Carelessness, Negligence, Penalties – And How To Avoid Them!
When somebody says to me, “Oh, careless mistake!” I’m 7 and I’m back in a maths class and I’ve forgotten to carry the one over. When my radar picks up “negligence” my head is full of hospital x-rays where the forceps have been left in. The words “careless” and “negligence” will trigger different associations in the minds of people reading this. But nobody – in their right minds – will say that carelessness and negligence are the same things.
But HMRC argue that carelessness and negligence are the same thing, Here’s what they say, ‘The law defines ‘careless’ as a failure to take reasonable care. Failure to take reasonable care can be likened to the longstanding concept in general law of “negligence”.’ So when HMRC talk about being caress, what they are actually talking about is negligence.
Why is this so important?
Cash and power: by merging the definitions HMRC can slap the taxpayer with a hefty penalty of up to 30% – awwwch. And not only that, they can make discovery assessments which will allow them to look into earlier years.
“…HMRC often accuses taxpayers of carelessness in any circumstances where they want to justify a discovery assessment, irrespective of the actual facts of the case….”
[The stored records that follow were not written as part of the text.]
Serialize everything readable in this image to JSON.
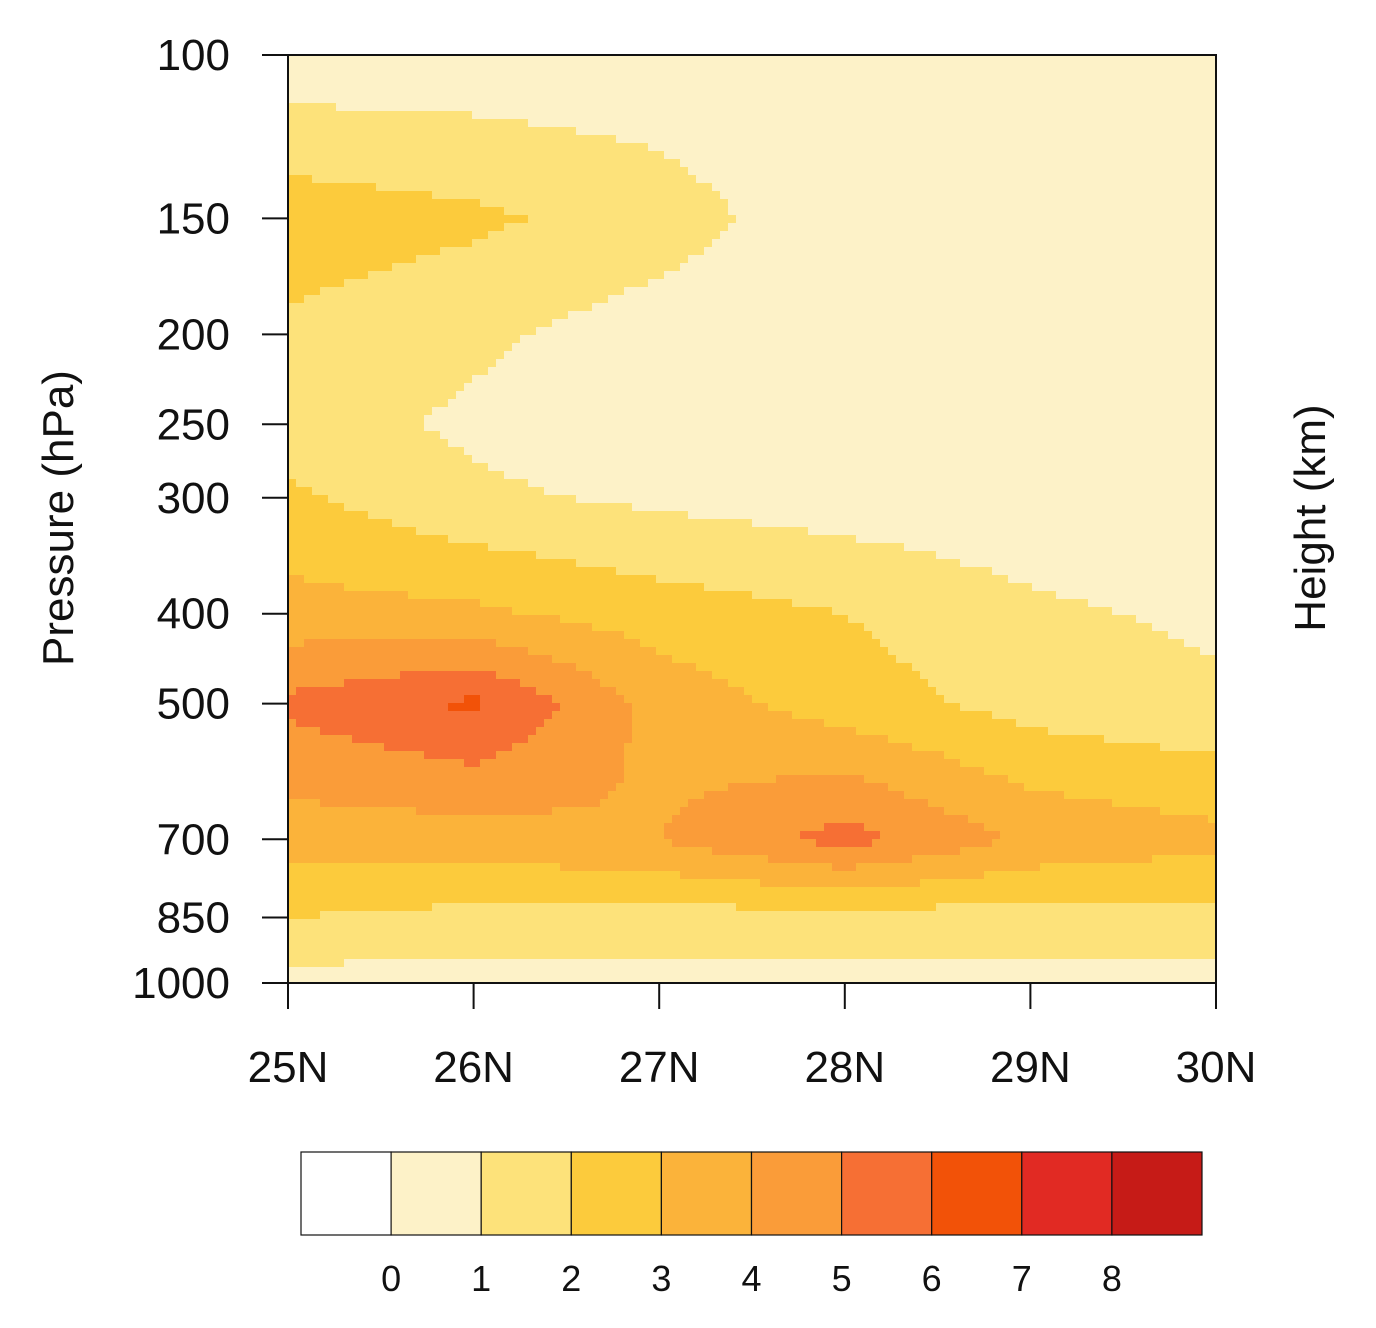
{
  "chart_data": {
    "type": "heatmap",
    "ylabel": "Pressure (hPa)",
    "ylabel_right": "Height (km)",
    "x_ticks": [
      "25N",
      "26N",
      "27N",
      "28N",
      "29N",
      "30N"
    ],
    "x_range": [
      25,
      30
    ],
    "y_ticks": [
      "100",
      "150",
      "200",
      "250",
      "300",
      "400",
      "500",
      "700",
      "850",
      "1000"
    ],
    "y_range": [
      100,
      1000
    ],
    "y_scale": "log",
    "colorbar": {
      "levels": [
        "0",
        "1",
        "2",
        "3",
        "4",
        "5",
        "6",
        "7",
        "8"
      ],
      "colors": [
        "#ffffff",
        "#fdf2c8",
        "#fde27a",
        "#fccb3c",
        "#fbb33a",
        "#fa9c39",
        "#f66f34",
        "#f25208",
        "#e12a23",
        "#c61b17"
      ]
    },
    "lat": [
      25,
      26,
      27,
      28,
      29,
      30
    ],
    "pressure": [
      100,
      150,
      200,
      250,
      300,
      400,
      500,
      700,
      850,
      1000
    ],
    "values": [
      [
        0.3,
        0.3,
        0.3,
        0.1,
        0.1,
        0.0
      ],
      [
        2.6,
        2.2,
        1.5,
        0.3,
        0.3,
        0.3
      ],
      [
        1.8,
        1.2,
        0.5,
        0.2,
        0.2,
        0.0
      ],
      [
        1.5,
        0.8,
        0.3,
        0.2,
        0.2,
        0.0
      ],
      [
        2.2,
        1.2,
        0.8,
        0.5,
        0.3,
        0.0
      ],
      [
        3.4,
        3.2,
        2.5,
        2.0,
        1.2,
        0.8
      ],
      [
        5.2,
        6.2,
        3.6,
        2.5,
        1.6,
        1.2
      ],
      [
        3.5,
        3.5,
        4.0,
        5.4,
        3.8,
        3.3
      ],
      [
        2.0,
        1.7,
        1.6,
        1.6,
        1.6,
        1.6
      ],
      [
        0.6,
        0.6,
        0.6,
        0.6,
        0.6,
        0.6
      ]
    ]
  }
}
He goes on to talk about a recent case study where a taxpayer had used HMRC’s website to submit his return. Because of an error on the part of HMRC the taxpayer was told he should pay just £1.20 in tax.
Then, about 16 months later he got a letter telling him he owed £4,650 in capital gains tax.
Keith Gordon continues, “The taxpayer paid the balance immediately. However, HMRC were still not satisfied. Although the taxpayer had been told by the Revenue’s own software that his tax liability was £1.20, the HMRC officer considered that the taxpayer had been careless [that’s negligence remember?] by relying on the official software and threatened to charge a 15% penalty…”
I know, you just couldn’t make this stuff up!
The taxpayer took this to an internal review but HMRC’s review body reinforced the original findings of HMRC: the taxpayer had been careless (negligent) in relying on HMRC’s own software to calculate taxes, the case was then taken to the tribunal.
Keith Gordon continues, “…the tribunal concluded that HMRC had failed to establish that the taxpayer had brought about any loss of tax carelessly. In fact, the tribunal made the further finding that the taxpayer had taken reasonable care in submitting his return. The taxpayer’s appeal was allowed.”
So this story – at least – has a happy ending, but the moral is this: when HMRC start to talk about carelessness, they really mean negligence and that’s a really big deal.